L’individuo Socrate, detto alla buona, non si distingue dagli altri uomini per il suo essere un animale sociale, né si distingue soltanto perché è riconosciuto da alcuni come “sofista”, da altri come “maestro”, o dalla sua adorabile moglie come “ubriaco tutte le sere”: Socrate, allora come oggi, si distingue innanzitutto perché la sua interiorità e la sua esteriorità sono sue, e soltanto sue. A cambiare, nei diversi contesti storico-culturali delle società, non possono quindi essere soltanto i ruoli sociali, ma anche i criteri di classificazione delle caratteristiche personali che ciascun individuo possiede.

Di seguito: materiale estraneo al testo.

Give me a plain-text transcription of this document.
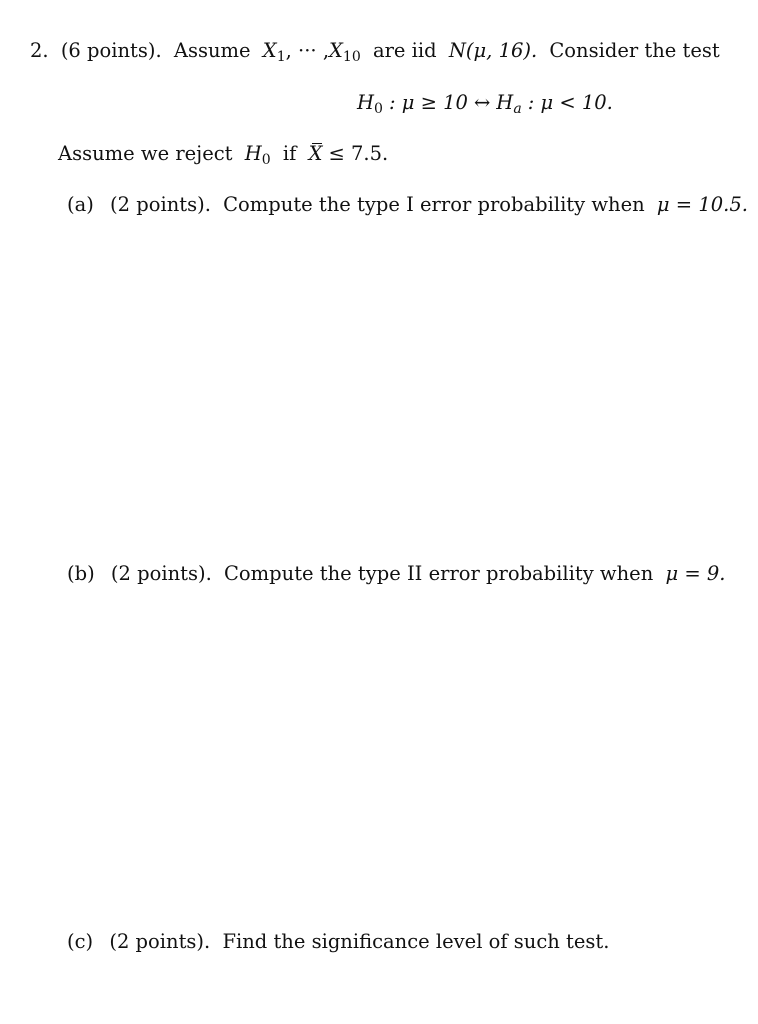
2. (6 points). Assume $X_1$, ··· $,X_{10}$ are iid N(μ, 16). Consider the test
$H_0$ : μ ≥ 10 ↔ $H_a$ : μ < 10.
Assume we reject $H_0$ if X ≤ 7.5.
(a) (2 points). Compute the type I error probability when μ = 10.5.
(b) (2 points). Compute the type II error probability when μ = 9.
(c) (2 points). Find the significance level of such test.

In questa prospettiva, sarebbe più corretto uno storico che si limitasse a parlare di Paolo come di un “temperamento collerico” (seguendo l’antica teoria degli umori), rispetto a uno storico che si prefiggesse il compito di dimostrare quanto l’apostolo fosse in verità un ossessivo compulsivo con spiccate tendenze misogine e sado-masochistiche (i termini sono superati, lo so, ma accade ancora di udirli). E questo a prescindere dal fatto, ovviamente, che il secondo storico avrebbe torto marcio e il primo ragione.